— Я не могу, понимаешь? — всхлипывает.

— Понимаю, — пытаюсь контролировать голос. — Но не принимаю.

— Леван, дело не в тебе, — чувствую дрожь по ее телу.

— Вот только не надо нести мне всякую чушь! — все-таки срываюсь, повышая голос. Яна замирает, не продолжая. А меня несет. Не справляюсь с эмоциями. Резко разворачиваю ее к себе, вжимая в подоконник. Ее глаза закрываются, отворачивается от меня, сглатывая. Снова боится! Хватаю ее за подбородок, с силой разворачивая к себе. — Открой глаза и посмотри на меня! — в голосе приказ, и ее глаза тут же распахиваются. Смотрит, начиная дышать глубже. —Я не Тарас! Я не тот ублюдок, который будет тебя унижать и подавлять. Я такой, какой есть, но я другой! — выпаливаю в лицо, продолжая удерживать его. — Пойми ты это! Не нужно меня любить! Просто принимай такого. Даже сейчас, когда я на взводе, когда повышаю голос и пытаюсь до тебя донести свои чувства, я не причиню тебе вреда! — задыхаюсь на последних словах, отпуская ее подбородок, отступаю на пару шагов. Дышать, сука, нечем. Яна молчит, снова закрывая глаза.

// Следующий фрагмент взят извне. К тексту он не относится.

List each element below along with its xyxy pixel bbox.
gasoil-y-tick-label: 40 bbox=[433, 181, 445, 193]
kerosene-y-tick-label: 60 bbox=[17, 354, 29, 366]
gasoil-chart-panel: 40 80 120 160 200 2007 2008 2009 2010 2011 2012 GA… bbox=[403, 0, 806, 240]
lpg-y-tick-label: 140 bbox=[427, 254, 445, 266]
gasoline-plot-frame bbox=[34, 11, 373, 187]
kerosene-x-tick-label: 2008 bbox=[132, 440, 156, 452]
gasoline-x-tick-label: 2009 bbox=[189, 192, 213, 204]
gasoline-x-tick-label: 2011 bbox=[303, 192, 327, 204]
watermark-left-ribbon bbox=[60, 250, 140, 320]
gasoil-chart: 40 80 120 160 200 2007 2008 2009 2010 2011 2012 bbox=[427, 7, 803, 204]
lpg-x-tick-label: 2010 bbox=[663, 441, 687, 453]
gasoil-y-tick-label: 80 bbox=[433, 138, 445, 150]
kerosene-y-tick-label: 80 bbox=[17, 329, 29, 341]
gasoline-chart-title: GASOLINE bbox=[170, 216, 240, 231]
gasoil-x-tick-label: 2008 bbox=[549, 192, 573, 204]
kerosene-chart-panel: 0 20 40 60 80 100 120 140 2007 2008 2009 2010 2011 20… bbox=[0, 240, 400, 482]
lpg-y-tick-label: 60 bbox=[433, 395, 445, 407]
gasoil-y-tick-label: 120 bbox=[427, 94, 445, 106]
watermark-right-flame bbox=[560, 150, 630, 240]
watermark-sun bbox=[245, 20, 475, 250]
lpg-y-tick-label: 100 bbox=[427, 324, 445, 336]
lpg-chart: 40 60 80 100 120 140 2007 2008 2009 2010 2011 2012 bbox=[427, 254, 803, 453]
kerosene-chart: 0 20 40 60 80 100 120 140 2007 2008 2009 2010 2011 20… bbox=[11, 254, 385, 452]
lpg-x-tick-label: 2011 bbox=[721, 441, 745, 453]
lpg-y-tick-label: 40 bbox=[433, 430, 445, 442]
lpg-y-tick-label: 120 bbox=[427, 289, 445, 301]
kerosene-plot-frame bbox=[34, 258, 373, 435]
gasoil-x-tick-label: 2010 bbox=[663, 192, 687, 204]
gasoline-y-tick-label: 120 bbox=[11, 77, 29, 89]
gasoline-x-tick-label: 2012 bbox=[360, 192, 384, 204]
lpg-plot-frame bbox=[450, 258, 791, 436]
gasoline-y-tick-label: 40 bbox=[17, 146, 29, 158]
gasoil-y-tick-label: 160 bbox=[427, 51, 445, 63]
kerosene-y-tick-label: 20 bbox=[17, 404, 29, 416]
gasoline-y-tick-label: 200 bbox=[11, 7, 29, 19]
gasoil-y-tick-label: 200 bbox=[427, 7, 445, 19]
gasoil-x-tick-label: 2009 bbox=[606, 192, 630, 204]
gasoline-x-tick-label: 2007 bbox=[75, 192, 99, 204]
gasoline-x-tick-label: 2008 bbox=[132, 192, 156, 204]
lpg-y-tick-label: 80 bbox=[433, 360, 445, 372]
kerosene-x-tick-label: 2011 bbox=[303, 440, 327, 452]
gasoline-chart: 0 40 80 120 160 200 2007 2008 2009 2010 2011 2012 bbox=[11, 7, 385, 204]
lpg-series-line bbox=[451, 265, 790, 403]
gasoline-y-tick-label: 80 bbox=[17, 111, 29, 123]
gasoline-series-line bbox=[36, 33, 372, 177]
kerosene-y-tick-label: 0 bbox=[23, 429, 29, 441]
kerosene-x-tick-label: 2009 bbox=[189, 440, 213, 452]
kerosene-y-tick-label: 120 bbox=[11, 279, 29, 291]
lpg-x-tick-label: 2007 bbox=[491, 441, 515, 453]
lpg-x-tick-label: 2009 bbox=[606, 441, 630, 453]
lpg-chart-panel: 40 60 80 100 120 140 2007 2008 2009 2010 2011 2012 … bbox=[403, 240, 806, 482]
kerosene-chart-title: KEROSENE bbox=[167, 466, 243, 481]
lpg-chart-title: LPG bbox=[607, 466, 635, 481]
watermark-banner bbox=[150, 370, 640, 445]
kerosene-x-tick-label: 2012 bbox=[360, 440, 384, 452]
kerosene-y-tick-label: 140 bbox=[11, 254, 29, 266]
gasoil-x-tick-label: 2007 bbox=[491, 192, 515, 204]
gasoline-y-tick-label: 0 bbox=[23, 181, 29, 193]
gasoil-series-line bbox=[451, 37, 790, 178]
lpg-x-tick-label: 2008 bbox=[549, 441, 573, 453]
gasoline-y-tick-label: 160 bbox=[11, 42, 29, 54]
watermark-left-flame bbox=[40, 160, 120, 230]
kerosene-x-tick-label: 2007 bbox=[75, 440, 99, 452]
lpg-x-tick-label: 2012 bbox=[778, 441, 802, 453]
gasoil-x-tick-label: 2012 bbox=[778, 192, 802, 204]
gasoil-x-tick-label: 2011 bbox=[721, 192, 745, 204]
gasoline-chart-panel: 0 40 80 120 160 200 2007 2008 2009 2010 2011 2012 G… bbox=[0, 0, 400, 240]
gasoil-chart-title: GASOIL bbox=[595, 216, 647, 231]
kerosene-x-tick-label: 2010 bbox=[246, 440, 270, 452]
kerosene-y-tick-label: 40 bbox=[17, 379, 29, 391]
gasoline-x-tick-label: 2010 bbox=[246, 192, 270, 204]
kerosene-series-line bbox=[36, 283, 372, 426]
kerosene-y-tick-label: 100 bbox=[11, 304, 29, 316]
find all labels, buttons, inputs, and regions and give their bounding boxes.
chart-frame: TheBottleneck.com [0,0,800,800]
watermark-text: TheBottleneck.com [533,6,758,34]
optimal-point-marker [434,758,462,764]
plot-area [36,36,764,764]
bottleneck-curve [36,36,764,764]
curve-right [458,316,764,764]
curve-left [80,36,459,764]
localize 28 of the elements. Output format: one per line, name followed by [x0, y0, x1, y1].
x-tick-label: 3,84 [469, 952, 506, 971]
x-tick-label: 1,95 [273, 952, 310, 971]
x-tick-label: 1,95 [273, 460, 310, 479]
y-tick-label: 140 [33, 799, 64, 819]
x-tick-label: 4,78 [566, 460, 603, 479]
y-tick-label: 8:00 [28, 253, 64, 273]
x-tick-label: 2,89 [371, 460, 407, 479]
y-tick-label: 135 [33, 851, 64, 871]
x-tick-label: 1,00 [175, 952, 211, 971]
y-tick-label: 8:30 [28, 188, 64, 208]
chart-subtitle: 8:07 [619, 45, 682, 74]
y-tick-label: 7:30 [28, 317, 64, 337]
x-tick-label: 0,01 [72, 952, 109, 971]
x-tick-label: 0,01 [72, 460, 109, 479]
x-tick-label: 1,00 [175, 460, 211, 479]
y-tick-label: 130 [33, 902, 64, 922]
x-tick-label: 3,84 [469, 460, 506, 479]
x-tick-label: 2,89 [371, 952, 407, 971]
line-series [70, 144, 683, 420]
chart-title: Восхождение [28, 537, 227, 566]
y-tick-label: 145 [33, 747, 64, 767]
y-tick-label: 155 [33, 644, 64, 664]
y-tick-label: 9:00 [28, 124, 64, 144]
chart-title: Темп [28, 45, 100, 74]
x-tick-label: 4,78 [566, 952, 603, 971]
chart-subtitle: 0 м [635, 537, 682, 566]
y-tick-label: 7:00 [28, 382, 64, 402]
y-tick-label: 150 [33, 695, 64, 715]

Я, в принципе, все сказал.

— Поехали домой, — уже спокойно выдаю. Мне кажется, сейчас я тоже пуст. Все отдал ей. Но королева у меня снежная, она может только замораживать души.

Уходим, не прощаясь. Молча помогаю надеть Яне пальто, молча сажаю в машину и везу нас домой. Нет, я не специально молчу, мне просто нечего больше сказать. Слова есть, но ей они не нужны.

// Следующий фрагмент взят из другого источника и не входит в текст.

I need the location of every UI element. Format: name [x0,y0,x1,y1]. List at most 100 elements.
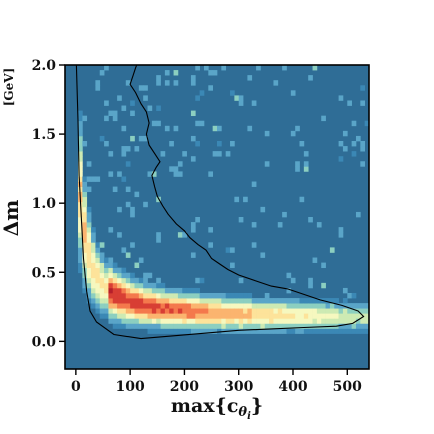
heatmap-cell [321,115,326,122]
heatmap-cell [173,125,179,132]
heatmap-cell [329,313,335,319]
heatmap-cell [360,141,365,147]
heatmap-cell [186,323,192,329]
heatmap-cell [360,146,365,152]
heatmap-cell [329,318,335,324]
heatmap-cell [238,303,244,309]
heatmap-cell [95,242,101,248]
heatmap-cell [342,313,348,319]
heatmap-cell [125,161,131,167]
heatmap-cell [169,141,174,147]
heatmap-cell [182,328,187,334]
heatmap-cell [360,100,365,106]
heatmap-cell [156,232,161,238]
heatmap-cell [364,323,369,329]
heatmap-cell [104,267,109,274]
heatmap-cell [295,308,300,314]
heatmap-cell [91,267,96,274]
heatmap-cell [99,272,105,279]
heatmap-cell [321,323,326,329]
heatmap-cell [160,298,166,304]
heatmap-cell [217,328,222,334]
heatmap-cell [138,318,144,324]
heatmap-cell [230,247,235,253]
heatmap-cell [160,318,166,324]
heatmap-cell [290,308,296,314]
heatmap-cell [234,298,240,304]
heatmap-cell [86,161,92,167]
heatmap-cell [308,323,313,329]
heatmap-cell [156,120,161,127]
heatmap-cell [338,328,344,334]
heatmap-cell [264,130,270,137]
heatmap-cell [351,151,357,157]
heatmap-cell [138,135,144,142]
heatmap-cell [355,323,361,329]
heatmap-cell [355,318,361,324]
heatmap-cell [208,313,213,319]
heatmap-cell [273,313,279,319]
heatmap-cell [299,328,305,334]
heatmap-cell [104,303,109,309]
heatmap-cell [234,196,240,203]
heatmap-cell [269,313,274,319]
heatmap-cell [230,141,235,147]
heatmap-cell [338,308,344,314]
heatmap-cell [221,65,227,71]
heatmap-cell [347,318,352,324]
heatmap-cell [95,293,101,299]
heatmap-cell [351,323,357,329]
heatmap-cell [147,313,153,319]
heatmap-cell [182,308,187,314]
heatmap-cell [190,252,196,258]
heatmap-cell [355,328,361,334]
heatmap-cell [217,318,222,324]
heatmap-cell [134,277,140,284]
heatmap-cell [156,328,161,334]
heatmap-cell [303,298,309,304]
x-axis-label-subsub: i [247,411,251,422]
heatmap-cell [256,328,261,334]
heatmap-cell [169,298,174,304]
heatmap-cell [221,313,227,319]
heatmap-cell [177,171,183,177]
heatmap-cell [342,298,348,304]
heatmap-cell [230,90,235,96]
heatmap-cell [82,242,88,248]
heatmap-cell [121,176,127,182]
heatmap-cell [108,171,114,177]
heatmap-cell [86,237,92,243]
heatmap-cell [260,318,266,324]
heatmap-cell [82,247,88,253]
heatmap-cell [169,328,174,334]
heatmap-cell [230,293,235,299]
heatmap-cell [190,227,196,233]
heatmap-cell [321,262,326,269]
heatmap-cell [312,303,318,309]
heatmap-cell [264,298,270,304]
heatmap-cell [78,135,83,142]
heatmap-cell [173,80,179,86]
heatmap-cell [82,211,88,218]
heatmap-cell [277,298,283,304]
heatmap-cell [138,85,144,91]
heatmap-cell [130,100,135,106]
heatmap-cell [138,282,144,289]
heatmap-cell [338,227,344,233]
heatmap-cell [286,313,292,319]
heatmap-cell [195,318,200,324]
heatmap-cell [260,323,266,329]
heatmap-cell [104,293,109,299]
heatmap-cell [160,282,166,289]
heatmap-cell [303,313,309,319]
heatmap-cell [212,308,218,314]
heatmap-cell [190,80,196,86]
heatmap-cell [156,282,161,289]
heatmap-cell [99,298,105,304]
heatmap-cell [325,313,331,319]
heatmap-cell [269,323,274,329]
heatmap-cell [195,120,200,127]
heatmap-cell [125,201,131,208]
heatmap-cell [164,298,170,304]
heatmap-cell [251,318,257,324]
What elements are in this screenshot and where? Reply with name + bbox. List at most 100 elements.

Как, мать вашу, сложно-то!

Резко сворачиваю на обочину, торможу и выхожу из машины, громко захлопывая дверь. Облокачиваюсь на капот машины, прикуриваю сигарету, глубоко затягиваясь. Напиться хочется. Не просто напиться, нажраться в хлам. Чтобы вот этого всего не чувствовать. Курю. Мыслей нет уже никаких.

Докуриваю, сажусь за руль, выезжая на трассу.

Тишина. Слышно только мое глубокое дыхание. Яна всю дорогу молча смотрит в окно. Все правильно, ей тоже нечего мне сказать.

Так же молча, словно чужие, мы проходим в квартиру. Нет, мы в принципе чужие. Королева так решила. Я не согласен, но мои чувства ее не волнуют.

Яна уходит наверх, а я скидываю с себя пиджак, срываю рубашку, обрывая пуговицы, и иду к бару. Наливаю стакан коньяка и залпом выпиваю. Горло горит, дыхание перехватывает, но я наливаю себе еще, гашу свет и падаю в кресло, смотря в окно на ночной город.

Первая порция коньяка разливается по телу теплом, выдыхаю.

Уже медленно цежу алкоголь, тупо смотря в одну яркую точку за окном.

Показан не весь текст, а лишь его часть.